Même sur les skis, ils restent des compétiteurs. Avant de partir sur les pistes, certains organisent des départs en mode compétition pour voir le plus explosif du lot. Et n’oublient pas de se chambrer sur les performances des copains, notamment quand l’un d’eux tape le toit du stade de Biathlon plutôt que la cible située plus d’un mètre plus bas. Pendant l’exercice, “avec les mêmes carabines qu’en compétition”, leur guide les abreuve de conseils et d’informations sur la discipline que chacun ne connaissait qu’à travers les écrans de télévision. Malgré le froid (-9°C mercredi après-midi) et la fatigue, les Bleus savourent chaque moment, n’hésitant pas à faire du rab sur les skis.
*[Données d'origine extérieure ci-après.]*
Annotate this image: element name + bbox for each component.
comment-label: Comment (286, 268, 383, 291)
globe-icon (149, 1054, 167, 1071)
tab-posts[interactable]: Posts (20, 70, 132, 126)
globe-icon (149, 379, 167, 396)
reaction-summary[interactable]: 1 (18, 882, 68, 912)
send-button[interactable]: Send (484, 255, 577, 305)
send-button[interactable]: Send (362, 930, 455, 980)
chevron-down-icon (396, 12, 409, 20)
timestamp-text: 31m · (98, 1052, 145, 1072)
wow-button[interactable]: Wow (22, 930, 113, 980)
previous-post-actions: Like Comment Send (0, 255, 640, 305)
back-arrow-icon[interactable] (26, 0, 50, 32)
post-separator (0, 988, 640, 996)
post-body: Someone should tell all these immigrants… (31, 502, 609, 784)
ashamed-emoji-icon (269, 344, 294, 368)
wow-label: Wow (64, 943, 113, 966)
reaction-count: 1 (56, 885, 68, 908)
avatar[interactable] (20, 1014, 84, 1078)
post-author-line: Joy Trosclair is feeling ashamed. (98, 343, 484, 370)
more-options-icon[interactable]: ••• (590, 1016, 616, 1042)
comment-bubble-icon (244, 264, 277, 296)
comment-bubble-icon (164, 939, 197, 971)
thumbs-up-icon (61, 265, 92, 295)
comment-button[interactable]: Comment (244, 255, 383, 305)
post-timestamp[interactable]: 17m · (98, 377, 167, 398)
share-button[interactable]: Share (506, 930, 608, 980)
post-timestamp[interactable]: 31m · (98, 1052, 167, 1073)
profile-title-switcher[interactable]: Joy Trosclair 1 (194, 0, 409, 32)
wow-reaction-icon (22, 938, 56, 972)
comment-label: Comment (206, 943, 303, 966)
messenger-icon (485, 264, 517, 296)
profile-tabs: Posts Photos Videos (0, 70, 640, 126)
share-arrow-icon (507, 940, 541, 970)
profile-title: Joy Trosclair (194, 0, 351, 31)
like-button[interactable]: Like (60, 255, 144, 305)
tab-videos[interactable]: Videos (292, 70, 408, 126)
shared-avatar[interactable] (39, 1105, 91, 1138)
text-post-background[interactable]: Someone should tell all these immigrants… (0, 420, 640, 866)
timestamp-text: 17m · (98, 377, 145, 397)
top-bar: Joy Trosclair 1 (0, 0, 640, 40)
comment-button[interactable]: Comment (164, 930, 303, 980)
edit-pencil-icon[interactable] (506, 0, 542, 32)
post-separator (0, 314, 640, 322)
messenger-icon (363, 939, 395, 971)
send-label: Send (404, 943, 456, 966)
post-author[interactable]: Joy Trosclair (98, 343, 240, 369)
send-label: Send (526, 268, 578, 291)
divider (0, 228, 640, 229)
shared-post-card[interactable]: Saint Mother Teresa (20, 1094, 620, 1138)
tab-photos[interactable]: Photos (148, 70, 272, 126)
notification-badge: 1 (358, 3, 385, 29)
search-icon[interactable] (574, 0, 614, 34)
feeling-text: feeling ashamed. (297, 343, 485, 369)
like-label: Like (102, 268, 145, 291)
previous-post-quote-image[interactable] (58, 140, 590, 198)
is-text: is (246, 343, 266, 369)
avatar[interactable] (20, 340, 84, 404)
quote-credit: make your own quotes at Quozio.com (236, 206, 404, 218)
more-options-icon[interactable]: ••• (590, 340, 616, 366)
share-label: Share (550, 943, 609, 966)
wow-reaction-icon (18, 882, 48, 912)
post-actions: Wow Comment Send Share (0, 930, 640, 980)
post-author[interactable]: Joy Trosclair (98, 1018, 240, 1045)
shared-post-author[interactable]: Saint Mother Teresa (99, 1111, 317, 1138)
Changement de discipline ce jeudi avec une randonnée en raquettes de cinq heures, avec un pique-nique près des sources de l’Arc. Entre les activités, les tricolores ont également travaillé en intérieur. Mercredi, ils ont fait un réveil musculaire à jeun, “typé yoga avec un peu d’équilibre”, pendant une grosse demi-heure. “Le but est de montrer aux coureurs des exercices qu’ils peuvent intégrer facilement avant une séance”, fait savoir le kiné Antoine Relave. Ce jeudi soir, c’était yoga avec des étirements de la chaîne musculaire. “C’est nouveau pour les coureurs. Cela peut leur apporter pas mal de choses. Ils pourront reproduire les exercices chez eux”. Ils ont également travaillé en individuel avec les kinés. “L’idée est d’avoir une base de données assez générale et aussi spécifique en kiné. On la complète au fil des années, ça permet de voir l’évolution des coureurs. On fait avec eux des bilans articulaires, musculaires, de résistance, de force, et de saut pour voir comment leur corps réagit. Et derrière, l’idée est de leur donner deux-trois pistes pour travailler chez eux pendant la saison”. Les coureurs se montrent très demandeurs, notamment au niveau nutritionnel. “On va essayer de se pencher sur le sujet avec les personnes adéquates. Ils sont avides de conseils extérieurs”, apprécie Antoine Relave. Staff et coureurs espèrent se retrouver un peu plus tard, cette fois-ci, sur les compétitions. “On fait comme si la saison allait se dérouler normalement. Je suis de nature optimiste”, reconnaît Pierre-Yves Chatelon.